Acting as a subsidiary of FV Pharma Inc., FSD Pharma focuses on developing high quality indoor-grown medical cannabis and the development of novel cannabinoid-based treatments for several central nervous system disorders. The company is currently engaged in expanding its 25,000 square foot cultivation facility in Ontario.

Helix TCS provides infrastructure services for the cannabis industry. Though the company may not be a household name, several of its subsidiaries are more recognizable; including Helix Security, Cannabase, and the seed-to-sale tracking software company BioTrackTHC. Tracking over $18 billion in legal cannabis sales, Helix TCS’s products are used in six countries, 36 U.S. states, and over 2,000 licensed retail locations.

In addition to the spotlight presentations by Emerald Health, FSD Pharma, and Helix TCS; several notable cannabis companies are also set to present at MJMicro. Those companies include MJ Freeway, Dixie Brands., Vireo Health, and more.
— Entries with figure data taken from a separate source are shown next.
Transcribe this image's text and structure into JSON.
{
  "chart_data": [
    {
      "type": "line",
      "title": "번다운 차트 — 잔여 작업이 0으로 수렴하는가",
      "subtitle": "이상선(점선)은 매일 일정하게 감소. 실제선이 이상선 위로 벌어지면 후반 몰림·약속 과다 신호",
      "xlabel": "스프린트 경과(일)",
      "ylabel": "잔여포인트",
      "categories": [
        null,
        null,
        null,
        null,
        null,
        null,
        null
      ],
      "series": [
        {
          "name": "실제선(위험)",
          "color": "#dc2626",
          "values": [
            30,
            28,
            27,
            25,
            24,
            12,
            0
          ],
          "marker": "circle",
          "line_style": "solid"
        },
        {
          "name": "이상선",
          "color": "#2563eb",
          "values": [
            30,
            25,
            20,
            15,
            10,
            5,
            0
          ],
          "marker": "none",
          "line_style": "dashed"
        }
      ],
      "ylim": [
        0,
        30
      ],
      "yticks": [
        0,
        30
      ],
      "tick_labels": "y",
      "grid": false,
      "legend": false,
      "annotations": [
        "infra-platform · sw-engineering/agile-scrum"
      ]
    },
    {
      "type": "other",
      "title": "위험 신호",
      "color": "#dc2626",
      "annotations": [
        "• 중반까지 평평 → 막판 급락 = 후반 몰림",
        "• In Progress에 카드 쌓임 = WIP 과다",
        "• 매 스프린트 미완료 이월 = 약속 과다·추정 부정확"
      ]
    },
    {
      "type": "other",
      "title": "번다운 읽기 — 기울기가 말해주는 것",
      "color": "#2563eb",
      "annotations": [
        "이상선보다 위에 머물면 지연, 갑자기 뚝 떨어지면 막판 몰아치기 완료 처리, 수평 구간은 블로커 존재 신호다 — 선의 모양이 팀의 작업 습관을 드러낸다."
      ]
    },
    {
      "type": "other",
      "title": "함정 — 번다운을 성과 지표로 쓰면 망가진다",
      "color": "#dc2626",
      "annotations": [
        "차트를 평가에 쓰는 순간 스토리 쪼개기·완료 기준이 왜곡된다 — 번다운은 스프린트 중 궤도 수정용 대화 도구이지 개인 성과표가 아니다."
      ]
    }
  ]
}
Jage was the lead executive and driving force behind the development of Marijuana Business Daily and the success of MJBizCon from 2014 through 2017 and most recently he took the helm at Dope Media and successfully negotiated the acquisition by the High Times Holding Corp. His events have been recognized by Tradeshow Week (2006, 2008, 2009) and Tradeshow Executive (2016, 2017) as one of the fastest growing events in the U.S.  He has been awarded UNLV’s Jerry Valen Award of Distinction (2010) and the Nevada Entrepreneur Award (2008), and named as the Trade Show Elite (2013) and Gourmet News’s Top 20 Under 40 (2006).

Green Market Report is a media partner of this event.